La segunda barrera es que la existencia de incertidumbres nos lleve a la inacción. Para medir la capa de ozono disponíamos de modelos muy fiables, pero en el caso del clima la predicción es más compleja. Aún así, los expertos creen que sabemos lo suficiente como para estar preocupados. No nos parecería extraño, por ejemplo, que un doctor recomendase ejercicio y dieta saludable a un paciente con riesgo cardiovascular, aunque no entienda por completo los mecanismos que podrían desencadenarle un ataque al corazón. Al igual que con nuestra salud, la incertidumbre no debería impedirnos actuar, en todo caso debería hacernos más precavidos.
La tercera barrera es que la falta de cooperación entre los países haga fracasar el Protocolo de Kioto. Cuando en 1987 se firmó el Protocolo de Montreal, EE UU ejerció de líder y, aunque inicialmente lo suscribieron 24 países, después se sumó el resto. En esta ocasión, el Protocolo de Kioto tiene el apoyo de 162 países, pero faltan EE UU y Australia, lo que debilita el alcance del acuerdo y el esfuerzo del resto de países por cumplirlo. Para superar esta situación, la UE ya ha dado el primer paso y ha anunciado que reducirá en mayor proporción sus emisiones -un 20% para 2020- y que, si el resto de países le acompañan (en clara referencia a EE UU), intentará alcanzar el 30%.
Otro aspecto esperanzador es el empuje mostrado por muchas ciudades y regiones de todo el mundo que, bajo el lema ‘piensa en global, actúa en local’, están desarrollando sus propias políticas. California, por ejemplo, se ha comprometido a reducir sus emisiones un 80% para 2050 y el Congreso de EE UU, en manos ahora de los Demócratas, ha dotado de competencias al resto de Estados para hacer lo mismo. Estos y otros hechos podrían hacer que la posición oficial de EE UU ante el Protocolo de Kioto cambie.

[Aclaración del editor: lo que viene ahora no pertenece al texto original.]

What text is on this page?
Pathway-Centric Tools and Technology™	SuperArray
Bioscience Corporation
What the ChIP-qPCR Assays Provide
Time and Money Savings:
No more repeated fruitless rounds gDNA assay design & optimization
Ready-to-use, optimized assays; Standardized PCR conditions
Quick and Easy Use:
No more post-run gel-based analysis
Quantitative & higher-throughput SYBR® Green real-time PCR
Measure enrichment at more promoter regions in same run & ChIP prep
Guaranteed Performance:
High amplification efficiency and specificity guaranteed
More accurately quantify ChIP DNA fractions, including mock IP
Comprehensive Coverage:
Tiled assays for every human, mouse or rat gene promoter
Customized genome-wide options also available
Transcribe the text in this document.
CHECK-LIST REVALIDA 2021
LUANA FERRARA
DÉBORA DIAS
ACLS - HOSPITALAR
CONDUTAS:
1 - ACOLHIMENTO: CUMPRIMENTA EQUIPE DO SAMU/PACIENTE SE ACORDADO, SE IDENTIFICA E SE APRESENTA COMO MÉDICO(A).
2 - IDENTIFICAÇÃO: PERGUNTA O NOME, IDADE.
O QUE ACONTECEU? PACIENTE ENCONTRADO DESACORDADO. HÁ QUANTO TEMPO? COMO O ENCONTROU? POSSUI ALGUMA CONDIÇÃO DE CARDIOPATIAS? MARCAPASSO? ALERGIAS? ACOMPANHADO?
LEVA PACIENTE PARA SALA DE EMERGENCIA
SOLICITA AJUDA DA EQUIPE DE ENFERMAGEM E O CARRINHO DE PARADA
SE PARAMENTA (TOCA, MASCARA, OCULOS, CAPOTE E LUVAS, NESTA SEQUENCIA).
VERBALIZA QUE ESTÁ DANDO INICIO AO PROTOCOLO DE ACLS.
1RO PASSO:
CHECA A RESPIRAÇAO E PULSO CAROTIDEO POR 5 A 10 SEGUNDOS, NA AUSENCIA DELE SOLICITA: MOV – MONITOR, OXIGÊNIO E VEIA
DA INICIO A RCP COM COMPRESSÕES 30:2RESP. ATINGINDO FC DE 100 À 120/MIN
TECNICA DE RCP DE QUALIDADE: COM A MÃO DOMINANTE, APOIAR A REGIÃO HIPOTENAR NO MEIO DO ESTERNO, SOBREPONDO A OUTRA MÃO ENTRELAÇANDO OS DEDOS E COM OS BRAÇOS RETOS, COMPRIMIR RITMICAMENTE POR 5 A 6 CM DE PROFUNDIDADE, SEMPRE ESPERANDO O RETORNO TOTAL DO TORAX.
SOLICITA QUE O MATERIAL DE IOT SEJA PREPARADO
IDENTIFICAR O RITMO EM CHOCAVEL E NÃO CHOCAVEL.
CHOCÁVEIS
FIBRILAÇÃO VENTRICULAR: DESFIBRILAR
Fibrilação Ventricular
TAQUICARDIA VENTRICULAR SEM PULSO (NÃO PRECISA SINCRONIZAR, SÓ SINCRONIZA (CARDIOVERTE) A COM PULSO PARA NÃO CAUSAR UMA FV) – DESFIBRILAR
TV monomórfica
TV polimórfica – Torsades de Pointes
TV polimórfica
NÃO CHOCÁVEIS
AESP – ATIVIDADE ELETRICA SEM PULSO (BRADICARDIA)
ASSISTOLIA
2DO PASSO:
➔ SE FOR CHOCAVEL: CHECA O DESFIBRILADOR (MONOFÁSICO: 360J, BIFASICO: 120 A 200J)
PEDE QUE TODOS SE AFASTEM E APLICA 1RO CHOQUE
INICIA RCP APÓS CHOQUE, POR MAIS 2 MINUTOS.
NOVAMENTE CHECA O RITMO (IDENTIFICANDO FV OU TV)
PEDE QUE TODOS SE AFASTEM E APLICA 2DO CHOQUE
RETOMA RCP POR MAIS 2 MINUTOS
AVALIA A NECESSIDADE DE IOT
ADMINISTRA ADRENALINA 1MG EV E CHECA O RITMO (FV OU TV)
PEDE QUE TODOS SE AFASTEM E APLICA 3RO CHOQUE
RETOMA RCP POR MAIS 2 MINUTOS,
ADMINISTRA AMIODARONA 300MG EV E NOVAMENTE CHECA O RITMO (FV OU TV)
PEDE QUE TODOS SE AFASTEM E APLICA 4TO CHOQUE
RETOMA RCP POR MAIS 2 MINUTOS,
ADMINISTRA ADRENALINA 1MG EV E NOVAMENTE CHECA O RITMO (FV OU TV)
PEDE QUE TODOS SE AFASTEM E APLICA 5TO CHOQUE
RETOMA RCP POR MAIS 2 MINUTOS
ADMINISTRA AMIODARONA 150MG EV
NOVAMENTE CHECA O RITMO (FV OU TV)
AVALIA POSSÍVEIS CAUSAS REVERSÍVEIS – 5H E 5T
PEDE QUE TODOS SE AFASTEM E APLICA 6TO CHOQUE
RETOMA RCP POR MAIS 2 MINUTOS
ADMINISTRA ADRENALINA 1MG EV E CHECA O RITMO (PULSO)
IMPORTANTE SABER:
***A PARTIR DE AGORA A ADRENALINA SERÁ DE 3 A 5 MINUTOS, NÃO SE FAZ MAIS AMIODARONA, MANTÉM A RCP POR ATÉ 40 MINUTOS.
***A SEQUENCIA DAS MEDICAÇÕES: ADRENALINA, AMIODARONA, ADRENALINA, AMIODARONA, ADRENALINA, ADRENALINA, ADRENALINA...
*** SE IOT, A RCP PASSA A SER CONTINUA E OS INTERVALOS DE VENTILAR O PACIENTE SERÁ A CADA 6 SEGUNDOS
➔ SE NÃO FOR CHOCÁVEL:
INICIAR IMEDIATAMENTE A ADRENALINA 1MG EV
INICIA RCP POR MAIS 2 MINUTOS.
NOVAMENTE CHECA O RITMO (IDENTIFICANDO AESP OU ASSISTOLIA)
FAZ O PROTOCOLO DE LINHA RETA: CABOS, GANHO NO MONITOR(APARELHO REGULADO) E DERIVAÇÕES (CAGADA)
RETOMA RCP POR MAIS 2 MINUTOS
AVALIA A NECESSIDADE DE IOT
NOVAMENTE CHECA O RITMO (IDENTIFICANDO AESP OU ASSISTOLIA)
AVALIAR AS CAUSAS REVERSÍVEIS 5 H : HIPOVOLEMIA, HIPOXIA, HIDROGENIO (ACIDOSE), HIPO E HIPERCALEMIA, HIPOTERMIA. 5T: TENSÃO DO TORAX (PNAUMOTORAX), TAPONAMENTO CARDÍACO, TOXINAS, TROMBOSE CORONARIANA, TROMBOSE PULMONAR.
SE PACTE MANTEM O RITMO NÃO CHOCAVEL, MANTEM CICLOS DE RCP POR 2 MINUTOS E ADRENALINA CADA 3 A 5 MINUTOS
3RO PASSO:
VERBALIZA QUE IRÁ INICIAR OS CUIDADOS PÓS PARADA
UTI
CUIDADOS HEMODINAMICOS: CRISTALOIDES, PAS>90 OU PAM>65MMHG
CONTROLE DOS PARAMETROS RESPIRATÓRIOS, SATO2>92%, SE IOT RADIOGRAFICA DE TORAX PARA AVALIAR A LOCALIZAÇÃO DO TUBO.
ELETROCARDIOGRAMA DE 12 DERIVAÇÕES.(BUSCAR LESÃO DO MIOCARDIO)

El cambio climático es un problema ambiental de primer orden, y la mitigación de las emisiones que lo producen podría ayudarnos a controlarlo. Tenemos que superar las barreras que nos impiden avanzar, reforzar el papel central del Protocolo de Kioto y hacerlo más ambicioso de cara a su renegociación en 2012. La tarea no es sencilla, pero el ejemplo de la recuperación de la capa de ozono nos da una esperanza.